Drought in Brazil means morning coffee to cost more
Prices in New York at highest in two years as drought in Brazil sparks fears crop could shrink
The morning caffeine hit is about to get more pricey as drought in top producer Brazil has sparked fears of a global shortfall of coffee this year, sending the price of beans soaring.
Coffee prices hit their highest point in two years in New York, with Arabica beans due for delivery in May fetching US 203.75 cents per pound, more than double that of the US 100.95 cents per pound in November.
The worst drought to hit Brazil in decades has sparked fears that the crop in the world's biggest coffee producer could shrink for the second consecutive year for the first time since 1970.
Leandro Gomes Ribeiro Costa, head of coffee at farmer group Coopamig, said some regions of Brazil have had only a tenth of their average rainfall so far this year during a crucial stage in the beans' development.
Coopamig, which is made up of 5,800 farmers from the country's main coffee producing region Minas Gerais, expects to harvest up to 30 per cent less coffee this year than in 2013.
"I've never seen such a drought in my life: in some places we have found coffee wilted on the tree," he said.

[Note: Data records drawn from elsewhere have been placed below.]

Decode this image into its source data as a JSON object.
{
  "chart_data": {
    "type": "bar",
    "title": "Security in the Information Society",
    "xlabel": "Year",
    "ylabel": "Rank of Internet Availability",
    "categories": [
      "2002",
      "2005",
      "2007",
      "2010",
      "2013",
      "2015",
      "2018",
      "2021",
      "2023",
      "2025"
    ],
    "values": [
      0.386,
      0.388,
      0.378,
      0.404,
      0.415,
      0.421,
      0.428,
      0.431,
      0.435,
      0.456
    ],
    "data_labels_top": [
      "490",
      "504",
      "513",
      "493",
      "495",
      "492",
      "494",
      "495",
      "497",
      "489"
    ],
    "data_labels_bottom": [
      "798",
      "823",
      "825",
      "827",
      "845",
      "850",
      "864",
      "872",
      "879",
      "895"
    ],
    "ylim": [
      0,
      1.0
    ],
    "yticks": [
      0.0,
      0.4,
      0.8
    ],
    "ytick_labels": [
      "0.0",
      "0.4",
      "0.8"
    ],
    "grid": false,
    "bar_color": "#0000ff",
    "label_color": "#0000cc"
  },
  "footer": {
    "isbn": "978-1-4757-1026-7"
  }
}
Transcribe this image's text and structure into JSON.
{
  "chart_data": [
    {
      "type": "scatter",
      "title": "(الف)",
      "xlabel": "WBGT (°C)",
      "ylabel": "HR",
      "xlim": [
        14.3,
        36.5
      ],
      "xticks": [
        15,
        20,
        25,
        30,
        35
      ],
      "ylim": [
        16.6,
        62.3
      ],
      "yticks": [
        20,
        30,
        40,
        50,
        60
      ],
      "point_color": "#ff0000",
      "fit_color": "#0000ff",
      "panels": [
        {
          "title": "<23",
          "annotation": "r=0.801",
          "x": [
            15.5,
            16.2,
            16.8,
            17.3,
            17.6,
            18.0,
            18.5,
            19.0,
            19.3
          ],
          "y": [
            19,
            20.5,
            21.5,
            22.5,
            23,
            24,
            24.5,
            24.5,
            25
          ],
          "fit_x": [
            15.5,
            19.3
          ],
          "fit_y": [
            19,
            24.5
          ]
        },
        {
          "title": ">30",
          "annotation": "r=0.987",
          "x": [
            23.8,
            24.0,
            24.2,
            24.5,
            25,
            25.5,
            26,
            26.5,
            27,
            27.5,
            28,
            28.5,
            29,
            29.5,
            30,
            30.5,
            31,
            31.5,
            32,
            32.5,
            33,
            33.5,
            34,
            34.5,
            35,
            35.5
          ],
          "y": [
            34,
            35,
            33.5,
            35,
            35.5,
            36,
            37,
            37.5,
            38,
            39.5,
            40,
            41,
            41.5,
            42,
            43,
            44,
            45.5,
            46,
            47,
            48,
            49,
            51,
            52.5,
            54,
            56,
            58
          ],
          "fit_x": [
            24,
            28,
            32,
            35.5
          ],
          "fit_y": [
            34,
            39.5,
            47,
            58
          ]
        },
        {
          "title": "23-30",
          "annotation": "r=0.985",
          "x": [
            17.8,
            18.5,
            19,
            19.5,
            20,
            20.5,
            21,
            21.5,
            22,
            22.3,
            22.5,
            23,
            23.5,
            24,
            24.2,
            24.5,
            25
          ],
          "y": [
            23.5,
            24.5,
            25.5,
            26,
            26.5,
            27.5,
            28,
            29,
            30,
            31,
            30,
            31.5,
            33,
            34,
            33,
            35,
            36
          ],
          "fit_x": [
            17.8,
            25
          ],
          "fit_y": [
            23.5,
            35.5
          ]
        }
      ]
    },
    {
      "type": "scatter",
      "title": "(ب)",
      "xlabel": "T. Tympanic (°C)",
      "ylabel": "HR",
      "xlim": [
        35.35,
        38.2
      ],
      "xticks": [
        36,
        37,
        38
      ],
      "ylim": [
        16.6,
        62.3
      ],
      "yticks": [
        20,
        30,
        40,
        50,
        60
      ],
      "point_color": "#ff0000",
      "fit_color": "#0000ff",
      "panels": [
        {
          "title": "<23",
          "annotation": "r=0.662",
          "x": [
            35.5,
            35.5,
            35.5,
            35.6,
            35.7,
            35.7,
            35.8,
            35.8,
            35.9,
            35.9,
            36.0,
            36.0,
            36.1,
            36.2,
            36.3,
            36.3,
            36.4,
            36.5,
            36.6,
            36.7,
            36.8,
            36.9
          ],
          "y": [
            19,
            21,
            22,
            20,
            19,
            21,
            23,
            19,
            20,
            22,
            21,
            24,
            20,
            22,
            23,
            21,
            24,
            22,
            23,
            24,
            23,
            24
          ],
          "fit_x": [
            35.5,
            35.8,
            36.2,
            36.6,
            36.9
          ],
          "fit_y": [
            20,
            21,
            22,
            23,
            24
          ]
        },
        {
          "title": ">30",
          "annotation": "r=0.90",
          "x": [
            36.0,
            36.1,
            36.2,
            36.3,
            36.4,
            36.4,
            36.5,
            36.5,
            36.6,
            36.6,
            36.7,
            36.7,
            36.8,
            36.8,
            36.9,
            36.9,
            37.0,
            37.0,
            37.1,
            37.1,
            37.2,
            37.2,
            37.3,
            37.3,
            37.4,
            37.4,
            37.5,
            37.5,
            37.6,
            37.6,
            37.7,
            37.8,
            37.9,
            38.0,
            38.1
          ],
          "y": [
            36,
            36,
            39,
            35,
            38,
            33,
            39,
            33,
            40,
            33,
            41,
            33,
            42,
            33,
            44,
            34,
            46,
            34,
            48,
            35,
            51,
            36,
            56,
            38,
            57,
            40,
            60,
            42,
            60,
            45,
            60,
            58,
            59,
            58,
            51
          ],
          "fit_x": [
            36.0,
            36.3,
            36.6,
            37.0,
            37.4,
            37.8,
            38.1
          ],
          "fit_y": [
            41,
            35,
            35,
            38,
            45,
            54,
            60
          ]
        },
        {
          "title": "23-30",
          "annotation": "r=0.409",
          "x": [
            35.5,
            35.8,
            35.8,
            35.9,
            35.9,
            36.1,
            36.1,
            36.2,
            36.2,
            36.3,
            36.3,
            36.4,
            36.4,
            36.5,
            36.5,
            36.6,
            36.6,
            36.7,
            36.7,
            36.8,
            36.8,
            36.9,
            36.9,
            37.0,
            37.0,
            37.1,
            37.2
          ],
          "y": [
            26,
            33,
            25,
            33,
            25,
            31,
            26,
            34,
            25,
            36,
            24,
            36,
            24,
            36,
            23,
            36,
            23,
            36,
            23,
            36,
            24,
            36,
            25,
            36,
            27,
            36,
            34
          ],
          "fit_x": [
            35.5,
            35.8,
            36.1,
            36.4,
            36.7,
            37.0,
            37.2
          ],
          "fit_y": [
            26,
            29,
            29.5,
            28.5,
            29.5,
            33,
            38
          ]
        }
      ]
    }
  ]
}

The price of robusta, the more bitter variety of bean used in instant coffee, has also surged due to cold and drought in Vietnam. On Friday, London prices hit US$2,176 a tonne, up from US$2,076 at the same time last week.
The International Coffee Organisation (ICO) now forecasts a global production deficit of at least 2 million 60kg bags of coffee in 2014-15.
FO Licht analyst Stefan Uhlenbrock said the market had staged a complete turnaround since November, when "everybody was talking of supply overhang, with Brazil coming off a record off-year crop, Columbia seeing a very strong recovery in its production and Vietnam also heading for a bumper crop".
The beginning of the year is a crucial period for the development of Brazil's coffee beans, and the market is easily spooked by fears of a poor crop.
Agronomist Marcelo Almeida said the lack of water in parts of Brazil had stunted bean development. This year it will likely take 600 to 700 litres of coffee cherries to produce a bag of 60kg, after washing and drying, compared with 500 litres in a normal year.
"It is fairly unprecedented this kind of drought at this particular period of time in terms of cherry growth," said Kona Haque, who leads Macquarie's agricultural commodities research.
FO Licht has already reduced its forecast for Brazil's crop this year by 15 per cent to 48 million bags.
"The real damage will only be seen when the harvest starts in May," Uhlenbrock said.
Griffiths Coffee, Australia's oldest coffee roaster, is already forecasting a rise in consumer prices.
"The recent increase in prices of coffee beans will see an increase of at least 50 cents in a cup of coffee," Chris Togias, director of Griffiths Coffee, said.